自治体の破綻法制整備の背景 | 公会計の動向

自治体の破綻法制整備の背景

 7月21日付け日本経済新聞朝刊29面に「特集――夕張市、財政再建団体へ、自治体に破綻の足音、借金膨大、苦しい台所」の記事。

 記事は、北海道夕張市が自治体の倒産にあたる「財政再建団体」への申請を決めたことについて、会計操作による「赤字隠し」を続けてきた結果だが、行き詰まりの裏には膨大な借金、税収減、地方交付税の削減など各地の自治体共通の課題があり、国の財政に余力がなくなり金利上昇に転じた今、自治体破綻が現実味を帯びてきたと説く。全国の自治体が抱える借金総額は約201兆円(16年度決算)で、地方財政にゆとりがあった1980年代後半の約3倍に膨れあがったとのこと。バブル経済の崩壊で政府は90年代に相次いで経済対策を打ち出し、自治体も次々と公共事業を実施したが、国の財政悪化で2001年以降、公共事業に充てる投資的経費は約10兆円減り、地方交付税も国と地方の税財政改革(三位一体改革)で約5兆円減ったとか。借金返済に充てる公債費や人件費などの負担は重く、自由に使えるお金は年々乏しくなっており、財政的な余裕のなさを示す指標「経常収支比率」(地方税など自治体の判断で使い道を決められる収入(一般財源)に対し、人件費など毎年決まって支出せねばならない費用の割合)でみると、夕張市は116.3%(16年度)で全国の市で最悪の水準で、赤字は隠せても、台所事情の苦しさは数字にはっきり表れていたとのこと。経常収支比率が16年度に100%を超えた自治体は過疎地だけでなく、放漫財政が続いた大阪市、震災復興のため借金が多い神戸市など大都市も含まれているとか。歳出に見合った歳入が確保できないまま赤字に陥った自治体も多く、16年度の赤字自治体は1府(大阪)、25市町村(長崎県西海市、兵庫県淡路市など合併で赤字となった自治体を除く)あるとのこと。景気回復による税収増で、今年度の自治体決算はやや改善する見通しであり、地方交付税削減を機に、国に依存しない自立の道を歩み始めた自治体もあるものの、地方債残高が減少に転じるメドは立たず、ゼロ金利政策の解除で、多額の借金を抱えた自治体を支える有事モードは終わり、借金漬けの自治体から「第2の夕張」が出る恐れがあると記事は解説する。
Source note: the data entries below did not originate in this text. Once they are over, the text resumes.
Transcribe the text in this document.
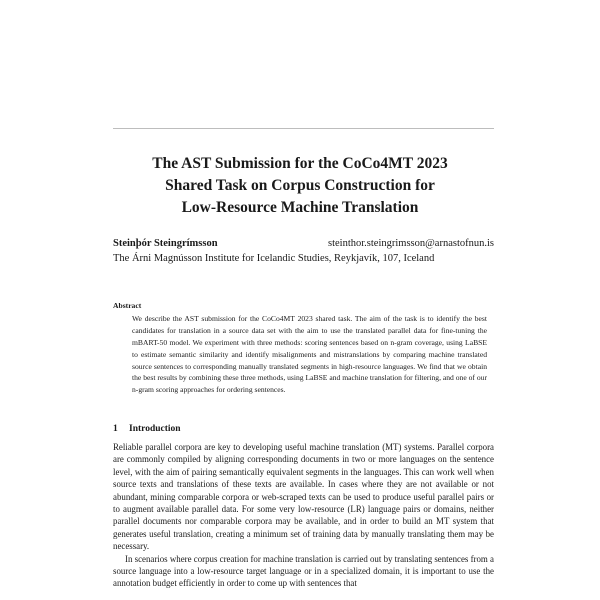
The AST Submission for the CoCo4MT 2023
Shared Task on Corpus Construction for
Low-Resource Machine Translation
Steinþór Steingrímsson	steinthor.steingrimsson@arnastofnun.is
The Árni Magnússon Institute for Icelandic Studies, Reykjavík, 107, Iceland
Abstract
We describe the AST submission for the CoCo4MT 2023 shared task. The aim of the task is to identify the best candidates for translation in a source data set with the aim to use the translated parallel data for fine-tuning the mBART-50 model. We experiment with three methods: scoring sentences based on n-gram coverage, using LaBSE to estimate semantic similarity and identify misalignments and mistranslations by comparing machine translated source sentences to corresponding manually translated segments in high-resource languages. We find that we obtain the best results by combining these three methods, using LaBSE and machine translation for filtering, and one of our n-gram scoring approaches for ordering sentences.
1 Introduction

Reliable parallel corpora are key to developing useful machine translation (MT) systems. Parallel corpora are commonly compiled by aligning corresponding documents in two or more languages on the sentence level, with the aim of pairing semantically equivalent segments in the languages. This can work well when source texts and translations of these texts are available. In cases where they are not available or not abundant, mining comparable corpora or web-scraped texts can be used to produce useful parallel pairs or to augment available parallel data. For some very low-resource (LR) language pairs or domains, neither parallel documents nor comparable corpora may be available, and in order to build an MT system that generates useful translation, creating a minimum set of training data by manually translating them may be necessary.

In scenarios where corpus creation for machine translation is carried out by translating sentences from a source language into a low-resource target language or in a specialized domain, it is important to use the annotation budget efficiently in order to come up with sentences that
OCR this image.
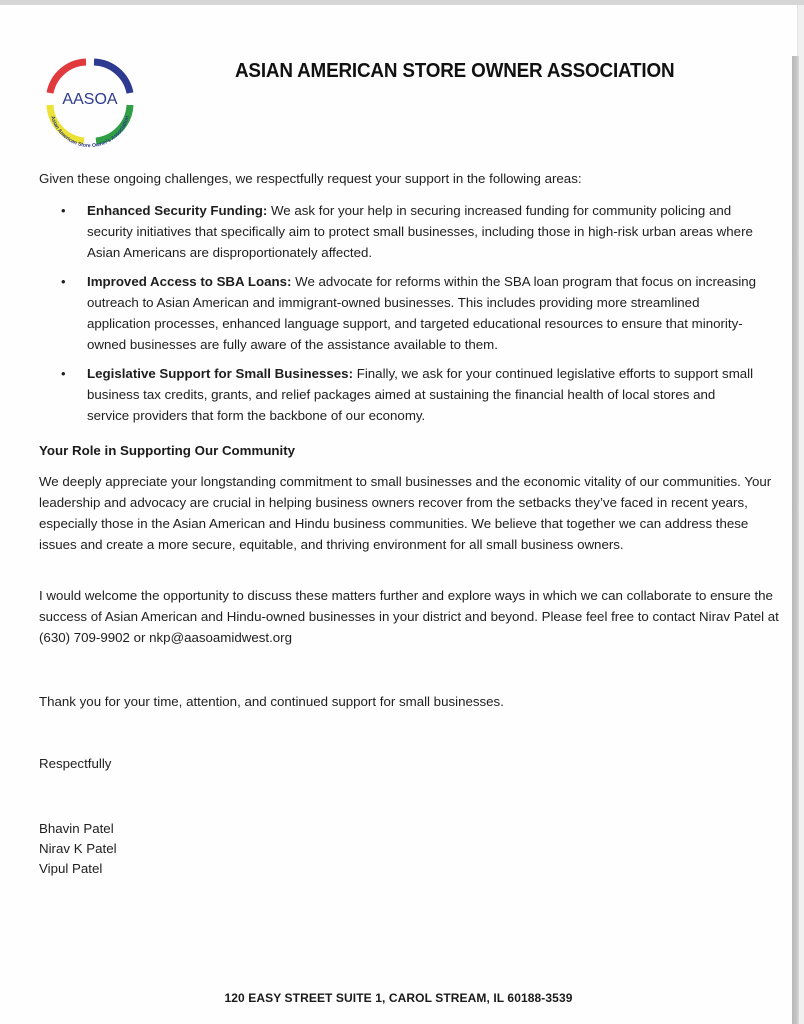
AASOA
Asian American Store Owner's Association
ASIAN AMERICAN STORE OWNER ASSOCIATION
Given these ongoing challenges, we respectfully request your support in the following areas:
• Enhanced Security Funding: We ask for your help in securing increased funding for community policing and security initiatives that specifically aim to protect small businesses, including those in high-risk urban areas where Asian Americans are disproportionately affected.
• Improved Access to SBA Loans: We advocate for reforms within the SBA loan program that focus on increasing outreach to Asian American and immigrant-owned businesses. This includes providing more streamlined application processes, enhanced language support, and targeted educational resources to ensure that minority-owned businesses are fully aware of the assistance available to them.
• Legislative Support for Small Businesses: Finally, we ask for your continued legislative efforts to support small business tax credits, grants, and relief packages aimed at sustaining the financial health of local stores and service providers that form the backbone of our economy.
Your Role in Supporting Our Community
We deeply appreciate your longstanding commitment to small businesses and the economic vitality of our communities. Your leadership and advocacy are crucial in helping business owners recover from the setbacks they’ve faced in recent years, especially those in the Asian American and Hindu business communities. We believe that together we can address these issues and create a more secure, equitable, and thriving environment for all small business owners.
I would welcome the opportunity to discuss these matters further and explore ways in which we can collaborate to ensure the success of Asian American and Hindu-owned businesses in your district and beyond. Please feel free to contact Nirav Patel at (630) 709-9902 or nkp@aasoamidwest.org
Thank you for your time, attention, and continued support for small businesses.
Respectfully
Bhavin Patel
Nirav K Patel
Vipul Patel
120 EASY STREET SUITE 1, CAROL STREAM, IL 60188-3539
 29面の「特集――破綻のツケ、住民に、公共サービス低下、増税も」は、この問題のQ&A。

 同面の「特集――事前警告制、導入カギ、第三者機関が財政監視」は、総務省が「再生型破綻法制」の導入議論を急いでいることについて、現行制度では、自治体の財政運営が行き詰まるまで危機が表面化しにくいため、財政が悪化し始めた初期段階から再建を促す、警告システムを持った破綻法制が必要になると解説する。総務省は今秋に制度の概要を公表し、3年以内に導入する予定で、「第2の夕張」を出さないためにも早期導入が求められると記事は主張する。自治体は民間企業のように清算できないため再建が原則で、破綻に至る前の警告制度がうまく機能するかどうかが新制度の鍵を握るとのこと。現在の財政再建団体制度は自治体の申し出が前提で、夕張市のような決算の「粉飾」を見抜くすべはなく、新法制は、財政を監視する第三者機関を設け、年度ごとの決算指標だけでなく、債務残高などの指標も重視し、多面的に分析する方針とか。制度作りで焦点となっているのが、破綻した場合に、地方債の債務不履行(デフォルト)を認めるかどうかで、自治体への貸し手責任も問えるようにすれば、市場規律が働きやすくなるとの見方もあるが、総務省は慎重な姿勢とか。